The First Step Toward Fixing Bias In AI Systems
This article highlights the importance of addressing systemic factors contributing to bias in AI models and calls for proactive measures in optimizing fairness.
“Life” – she stopped here for dramatic effect and then spoke slowly – “is very unfair.”
I was wondering how an ordinary day at preschool brought my 4-year-old daughter to independently reach the conclusion I reached long ago. So I asked.
“It’s Sebastian.”
Sebastian was one of my daughter’s friends and – to the best of my knowledge – neither the victim nor perpetrator of a great injustice. So I asked her why.
My daughter went on to explain that they practiced writing their own names in preschool that day. Her name is Ori, which is not only three letters long, but also has an "O" and an "I," which are basically just a circle and a straight line. It’s really just the letter R you have to worry about.
Sebastian, on the other hand, has a much longer name. During lunchtime, with the help of the teacher, the kids figured out that his name is three times longer than Ori’s. This took a while to calculate since not all the kids could consistently count to nine yet.
They discussed potential solutions, like name changes or forbidding long names, but didn’t reach a conclusion. Lunch ended in a brooding mood.
This memory comes to me often around discussions on bias in AI. The problem is very real. Google Photos labeled black people as gorillas. Speech recognition can have a gender bias and an accent bias. Amazon scrapped an AI recruiting tool that showed bias against women. One organization reported that the software used to predict future criminals is biased against black people. The list goes on.
A deeper problem is that this discussion is often framed as bad data science or bad data management practices, or the problem is blamed on irresponsible data scientists. While calls for data scientists to learn more about ethics and civics are honorable (hey, everyone should do it), they ignore the fact that a trained model is a mathematical reflection of its training data.
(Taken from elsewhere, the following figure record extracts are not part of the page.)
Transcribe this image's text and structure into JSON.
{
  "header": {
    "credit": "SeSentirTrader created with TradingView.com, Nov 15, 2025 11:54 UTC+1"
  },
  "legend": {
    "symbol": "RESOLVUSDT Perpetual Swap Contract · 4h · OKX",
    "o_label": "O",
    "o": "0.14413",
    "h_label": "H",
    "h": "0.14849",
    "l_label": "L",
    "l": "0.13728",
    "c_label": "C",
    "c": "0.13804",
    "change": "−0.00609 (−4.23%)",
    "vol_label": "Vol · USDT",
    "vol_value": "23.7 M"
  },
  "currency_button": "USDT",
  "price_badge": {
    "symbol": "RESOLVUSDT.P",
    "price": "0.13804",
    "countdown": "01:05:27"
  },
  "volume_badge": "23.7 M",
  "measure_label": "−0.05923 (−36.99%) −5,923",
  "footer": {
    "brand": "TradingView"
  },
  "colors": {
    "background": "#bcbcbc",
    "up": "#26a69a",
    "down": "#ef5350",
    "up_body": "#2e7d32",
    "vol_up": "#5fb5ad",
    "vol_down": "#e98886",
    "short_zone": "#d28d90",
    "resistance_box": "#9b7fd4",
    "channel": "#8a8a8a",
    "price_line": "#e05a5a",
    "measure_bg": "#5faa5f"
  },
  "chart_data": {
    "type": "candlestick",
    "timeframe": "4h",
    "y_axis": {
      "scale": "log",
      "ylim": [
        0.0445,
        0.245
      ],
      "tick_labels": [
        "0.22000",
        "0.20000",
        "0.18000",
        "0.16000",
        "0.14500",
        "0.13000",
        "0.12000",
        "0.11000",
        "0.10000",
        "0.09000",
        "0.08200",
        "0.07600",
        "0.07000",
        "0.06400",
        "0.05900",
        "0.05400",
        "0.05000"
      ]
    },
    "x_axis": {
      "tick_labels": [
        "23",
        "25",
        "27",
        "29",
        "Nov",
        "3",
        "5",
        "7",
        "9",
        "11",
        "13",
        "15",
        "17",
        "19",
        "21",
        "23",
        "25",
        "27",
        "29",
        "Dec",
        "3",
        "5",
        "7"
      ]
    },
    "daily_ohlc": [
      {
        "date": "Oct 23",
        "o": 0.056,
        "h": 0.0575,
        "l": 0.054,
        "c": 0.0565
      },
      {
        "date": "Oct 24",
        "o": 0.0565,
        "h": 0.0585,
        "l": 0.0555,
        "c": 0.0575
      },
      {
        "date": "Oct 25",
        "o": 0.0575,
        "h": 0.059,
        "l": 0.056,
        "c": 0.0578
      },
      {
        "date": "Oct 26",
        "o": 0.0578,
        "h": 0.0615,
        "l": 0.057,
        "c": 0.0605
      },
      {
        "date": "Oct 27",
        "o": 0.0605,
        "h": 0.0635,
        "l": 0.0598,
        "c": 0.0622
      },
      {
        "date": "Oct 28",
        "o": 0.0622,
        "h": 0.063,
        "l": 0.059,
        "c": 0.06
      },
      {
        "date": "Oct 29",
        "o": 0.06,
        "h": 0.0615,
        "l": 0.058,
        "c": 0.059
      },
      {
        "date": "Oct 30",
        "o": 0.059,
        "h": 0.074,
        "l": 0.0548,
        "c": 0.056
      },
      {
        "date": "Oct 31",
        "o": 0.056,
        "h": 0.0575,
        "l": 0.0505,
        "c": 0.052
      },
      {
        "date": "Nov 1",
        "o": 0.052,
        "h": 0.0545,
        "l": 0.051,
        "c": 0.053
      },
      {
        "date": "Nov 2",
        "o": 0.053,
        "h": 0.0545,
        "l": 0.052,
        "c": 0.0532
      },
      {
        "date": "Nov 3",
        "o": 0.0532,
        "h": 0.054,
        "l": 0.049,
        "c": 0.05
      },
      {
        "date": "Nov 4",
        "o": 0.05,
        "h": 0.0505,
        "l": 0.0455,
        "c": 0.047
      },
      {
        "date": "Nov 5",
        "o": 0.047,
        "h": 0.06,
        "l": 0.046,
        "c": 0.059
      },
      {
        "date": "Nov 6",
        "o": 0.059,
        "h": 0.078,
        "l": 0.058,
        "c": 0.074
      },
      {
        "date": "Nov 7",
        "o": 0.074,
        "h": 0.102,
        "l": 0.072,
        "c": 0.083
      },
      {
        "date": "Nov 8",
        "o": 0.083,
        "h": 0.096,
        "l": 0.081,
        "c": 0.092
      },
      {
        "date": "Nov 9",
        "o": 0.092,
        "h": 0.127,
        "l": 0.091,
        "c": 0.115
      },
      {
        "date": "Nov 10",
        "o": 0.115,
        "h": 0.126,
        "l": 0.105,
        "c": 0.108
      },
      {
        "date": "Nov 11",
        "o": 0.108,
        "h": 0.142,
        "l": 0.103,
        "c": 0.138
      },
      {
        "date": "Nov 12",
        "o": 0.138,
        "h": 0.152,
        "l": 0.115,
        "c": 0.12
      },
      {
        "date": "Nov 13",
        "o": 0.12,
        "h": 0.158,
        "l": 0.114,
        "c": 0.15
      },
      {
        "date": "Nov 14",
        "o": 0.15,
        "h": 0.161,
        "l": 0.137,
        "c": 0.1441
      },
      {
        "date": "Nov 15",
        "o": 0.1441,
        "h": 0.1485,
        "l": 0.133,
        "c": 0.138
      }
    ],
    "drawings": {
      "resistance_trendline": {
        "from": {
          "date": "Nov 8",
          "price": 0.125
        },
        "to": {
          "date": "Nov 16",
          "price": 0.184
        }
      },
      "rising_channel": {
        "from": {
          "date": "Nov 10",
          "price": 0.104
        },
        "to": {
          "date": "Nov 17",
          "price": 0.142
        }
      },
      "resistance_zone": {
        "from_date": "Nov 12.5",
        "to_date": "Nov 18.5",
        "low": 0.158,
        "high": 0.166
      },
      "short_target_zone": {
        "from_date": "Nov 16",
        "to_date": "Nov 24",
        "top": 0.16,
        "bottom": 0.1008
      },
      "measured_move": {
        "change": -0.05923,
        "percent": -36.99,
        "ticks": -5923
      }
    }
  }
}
While there are things that a data science team should know -- this paper about fairness metrics and this paper about cognitive biases are great examples -- I don't think it's up to data scientists to “fix fairness” that the system they’re modeling doesn’t have. To put in simply:
Blaming an AI model because it learned bias is exactly like blaming your mirror because it makes you look fat.
The story about Amazon’s AI recruiting tool isn’t about an evil data science team that hates women. It’s about a model that learned not to invite women to interviews. This is a much bigger story that I believe suggests people (still) systematically hinder women’s employment chances. Similarly, finding out that a criminal defendant’s race is a big factor in their sentencing is much bigger than a story on AI proof of concept.
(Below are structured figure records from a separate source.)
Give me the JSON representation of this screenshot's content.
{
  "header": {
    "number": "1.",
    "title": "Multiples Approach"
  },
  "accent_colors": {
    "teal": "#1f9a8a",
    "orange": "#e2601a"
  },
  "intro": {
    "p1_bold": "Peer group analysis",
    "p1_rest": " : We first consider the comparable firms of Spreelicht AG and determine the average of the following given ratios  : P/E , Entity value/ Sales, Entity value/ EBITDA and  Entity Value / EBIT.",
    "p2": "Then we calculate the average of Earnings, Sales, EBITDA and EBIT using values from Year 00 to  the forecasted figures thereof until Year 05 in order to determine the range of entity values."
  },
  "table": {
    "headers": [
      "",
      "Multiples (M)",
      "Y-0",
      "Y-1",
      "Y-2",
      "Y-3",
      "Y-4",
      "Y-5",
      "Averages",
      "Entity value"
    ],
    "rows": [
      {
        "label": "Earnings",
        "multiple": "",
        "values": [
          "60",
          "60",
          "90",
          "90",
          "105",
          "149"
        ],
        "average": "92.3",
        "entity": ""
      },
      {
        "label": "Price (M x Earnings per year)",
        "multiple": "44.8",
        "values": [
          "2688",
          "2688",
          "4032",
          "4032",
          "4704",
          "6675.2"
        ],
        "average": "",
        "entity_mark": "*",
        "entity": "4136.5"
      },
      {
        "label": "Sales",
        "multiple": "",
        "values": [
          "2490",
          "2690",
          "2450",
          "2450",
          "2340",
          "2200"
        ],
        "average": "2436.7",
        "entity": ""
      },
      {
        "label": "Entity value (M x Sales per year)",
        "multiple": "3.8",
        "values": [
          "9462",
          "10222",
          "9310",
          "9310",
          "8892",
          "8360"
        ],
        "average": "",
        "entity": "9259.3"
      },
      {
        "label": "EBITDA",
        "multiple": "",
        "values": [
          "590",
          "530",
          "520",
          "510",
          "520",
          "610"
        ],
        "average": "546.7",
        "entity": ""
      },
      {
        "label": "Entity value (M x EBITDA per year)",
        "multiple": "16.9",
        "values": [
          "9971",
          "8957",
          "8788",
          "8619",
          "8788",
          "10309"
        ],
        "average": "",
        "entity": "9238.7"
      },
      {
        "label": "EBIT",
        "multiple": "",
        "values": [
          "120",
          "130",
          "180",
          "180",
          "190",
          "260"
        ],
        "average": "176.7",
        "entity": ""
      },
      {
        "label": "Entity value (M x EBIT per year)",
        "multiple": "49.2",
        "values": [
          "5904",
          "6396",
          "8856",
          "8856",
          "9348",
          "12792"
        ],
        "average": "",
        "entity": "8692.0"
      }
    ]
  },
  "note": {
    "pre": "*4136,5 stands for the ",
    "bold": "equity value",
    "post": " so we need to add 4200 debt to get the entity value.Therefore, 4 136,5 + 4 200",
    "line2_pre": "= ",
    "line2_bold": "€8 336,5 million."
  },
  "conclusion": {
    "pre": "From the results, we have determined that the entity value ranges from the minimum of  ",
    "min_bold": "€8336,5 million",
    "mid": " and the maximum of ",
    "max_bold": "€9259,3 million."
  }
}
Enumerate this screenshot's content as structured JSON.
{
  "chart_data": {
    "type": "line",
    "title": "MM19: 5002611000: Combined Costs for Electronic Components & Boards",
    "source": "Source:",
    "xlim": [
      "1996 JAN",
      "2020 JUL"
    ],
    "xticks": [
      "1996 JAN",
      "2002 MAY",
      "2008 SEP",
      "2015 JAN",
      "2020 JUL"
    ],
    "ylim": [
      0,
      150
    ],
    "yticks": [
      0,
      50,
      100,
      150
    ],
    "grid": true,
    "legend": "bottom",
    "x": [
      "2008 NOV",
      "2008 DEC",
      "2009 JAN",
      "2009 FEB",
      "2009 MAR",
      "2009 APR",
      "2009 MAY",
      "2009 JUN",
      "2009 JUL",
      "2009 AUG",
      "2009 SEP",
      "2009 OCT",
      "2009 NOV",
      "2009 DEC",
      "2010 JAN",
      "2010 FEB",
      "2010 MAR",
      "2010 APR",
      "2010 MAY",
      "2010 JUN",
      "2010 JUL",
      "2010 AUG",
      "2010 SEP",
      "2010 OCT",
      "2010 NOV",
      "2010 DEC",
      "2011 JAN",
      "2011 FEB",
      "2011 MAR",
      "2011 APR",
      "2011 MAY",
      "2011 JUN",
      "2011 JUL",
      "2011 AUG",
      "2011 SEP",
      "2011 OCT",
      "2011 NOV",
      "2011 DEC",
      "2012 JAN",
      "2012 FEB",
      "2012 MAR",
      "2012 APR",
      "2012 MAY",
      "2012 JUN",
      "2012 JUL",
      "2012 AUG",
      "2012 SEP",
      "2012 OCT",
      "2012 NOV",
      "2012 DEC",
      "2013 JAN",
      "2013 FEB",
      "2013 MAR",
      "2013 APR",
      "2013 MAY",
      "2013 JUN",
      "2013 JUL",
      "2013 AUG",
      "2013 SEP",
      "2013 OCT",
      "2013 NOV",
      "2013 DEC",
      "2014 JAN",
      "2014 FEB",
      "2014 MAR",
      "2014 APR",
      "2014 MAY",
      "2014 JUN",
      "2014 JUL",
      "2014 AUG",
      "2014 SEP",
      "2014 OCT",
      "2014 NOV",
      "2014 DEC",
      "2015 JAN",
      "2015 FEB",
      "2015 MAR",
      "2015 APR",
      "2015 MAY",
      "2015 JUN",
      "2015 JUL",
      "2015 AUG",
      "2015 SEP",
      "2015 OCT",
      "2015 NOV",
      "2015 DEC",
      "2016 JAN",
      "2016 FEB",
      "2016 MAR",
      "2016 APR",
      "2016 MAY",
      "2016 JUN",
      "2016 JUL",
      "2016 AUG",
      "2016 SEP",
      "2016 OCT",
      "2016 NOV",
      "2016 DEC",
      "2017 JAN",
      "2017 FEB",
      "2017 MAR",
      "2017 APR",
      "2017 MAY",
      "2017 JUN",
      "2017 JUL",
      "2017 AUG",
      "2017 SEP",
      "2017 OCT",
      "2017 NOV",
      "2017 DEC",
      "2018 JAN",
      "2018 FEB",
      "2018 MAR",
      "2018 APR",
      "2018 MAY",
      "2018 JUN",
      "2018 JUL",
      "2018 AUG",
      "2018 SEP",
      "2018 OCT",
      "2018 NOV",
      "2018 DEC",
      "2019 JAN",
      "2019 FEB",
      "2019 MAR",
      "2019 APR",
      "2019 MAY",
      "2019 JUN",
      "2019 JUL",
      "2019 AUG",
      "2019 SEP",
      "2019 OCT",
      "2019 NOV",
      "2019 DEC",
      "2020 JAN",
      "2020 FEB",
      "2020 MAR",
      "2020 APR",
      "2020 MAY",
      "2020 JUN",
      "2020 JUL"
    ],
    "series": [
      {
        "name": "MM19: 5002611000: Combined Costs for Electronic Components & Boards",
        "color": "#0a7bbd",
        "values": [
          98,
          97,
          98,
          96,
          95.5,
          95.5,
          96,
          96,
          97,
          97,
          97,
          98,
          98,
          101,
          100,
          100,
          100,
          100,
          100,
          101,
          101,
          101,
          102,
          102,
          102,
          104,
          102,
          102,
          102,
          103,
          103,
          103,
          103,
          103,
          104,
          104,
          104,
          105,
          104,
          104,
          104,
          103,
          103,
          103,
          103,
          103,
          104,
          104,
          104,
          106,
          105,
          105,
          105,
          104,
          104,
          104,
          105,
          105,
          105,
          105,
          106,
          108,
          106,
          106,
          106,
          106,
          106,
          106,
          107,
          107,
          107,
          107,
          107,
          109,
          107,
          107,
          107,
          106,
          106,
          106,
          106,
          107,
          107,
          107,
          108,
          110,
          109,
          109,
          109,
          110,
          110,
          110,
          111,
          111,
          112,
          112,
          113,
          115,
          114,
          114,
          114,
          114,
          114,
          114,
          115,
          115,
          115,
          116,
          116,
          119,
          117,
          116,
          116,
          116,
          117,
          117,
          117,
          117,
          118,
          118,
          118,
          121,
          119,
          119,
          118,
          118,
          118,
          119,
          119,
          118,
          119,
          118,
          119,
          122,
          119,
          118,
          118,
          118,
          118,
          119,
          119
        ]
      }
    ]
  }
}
Step one: Accept what the mirror shows you. If you train a model to optimize the likelihood that candidates sent to interviews will pass them, and the model learns to avoid sending women for interviews, then it’s a good idea to reflect on the culture, processes and systems you’ve put in place to make it so.
You can’t change the model to solve this. Changing your mirror to make you look thin won’t work.
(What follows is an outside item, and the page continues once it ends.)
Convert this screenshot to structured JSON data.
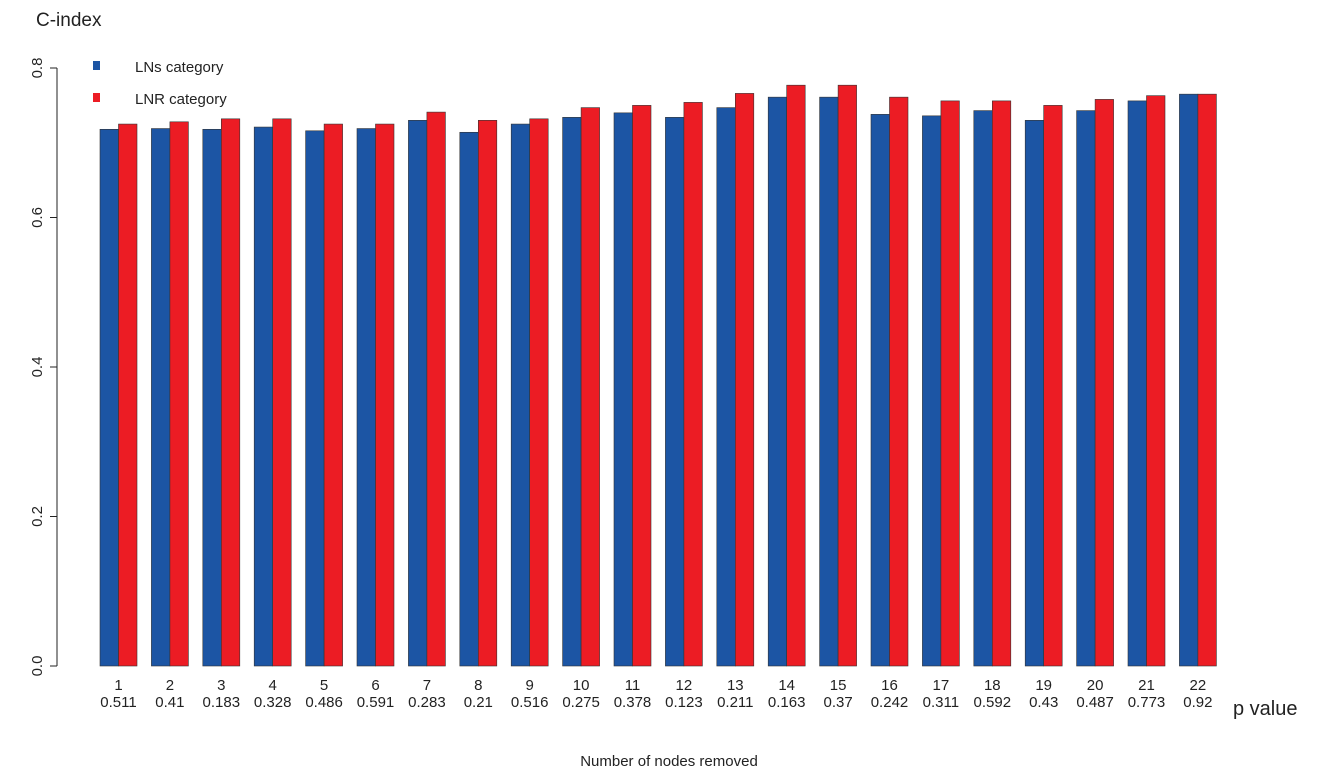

What you can do is tell your data science team what to optimize. For example, for your resume selection AI, you can optimize the likelihood that selected candidates will pass their interviews. You can optimize for selecting candidates that will have superstar performance reviews in their first year. You can also optimize for the fastest time to fill each open position -- under the condition that the same proportion of men and women will pass their interviews, or under the condition that the same number of men and women will.
What you cannot do is ask your data science team to optimize for one goal and then ask them why they don't also achieve other goals. Good data scientists know how to optimize for specific results really well -- including fairness. The work usually involves additional data collection, resampling and evaluation of training sets, and training predictive models to optimize for the right metrics. But data scientists should not make the product management decision of what to optimize -- just like a construction worker shouldn’t deviate from the architect’s plan even if they believe it would make the building more welcoming.
Don’t wait for an “AI fairness platform” to solve it for you. Just decide what you’re building. AI can be your opportunity to change that culture: By telling your data science team to optimize different metrics than your current processes, you can change deep-rooted biases at scale.
For example, we can train a model to proactively send more female resumes to interviews because they may be less likely to get hired due to inherent biases in the interview process (via BBC). We can train a model to parole more drug addicts if we take partial responsibility for the environment that made them criminals to begin with. We can train models to raise credit scores for racial minority groups, to begin correcting how many believe access to credit has perpetuated racial injustice to date.
This requires you, as a business leader, to clearly communicate priorities. Hiring more women can be as important as hiring quickly. Giving addicts a second chance can take priority over minimizing crime. Fair access to credit can come before minimizing default rates. These are the hard choices -- and the real cost -- of getting rid of bias. It sure was easier when we treated it as a bug in the AI code, but it’s time to put that thinking behind us.
Until that happens, we’re a lot like a group of 4-year-olds at lunch. Our hearts are in the right place, but many of us can’t even measure the issue, so we may overestimate how hard it is to fix the tactical problem at hand and underestimate how difficult it will be to handle its root cause.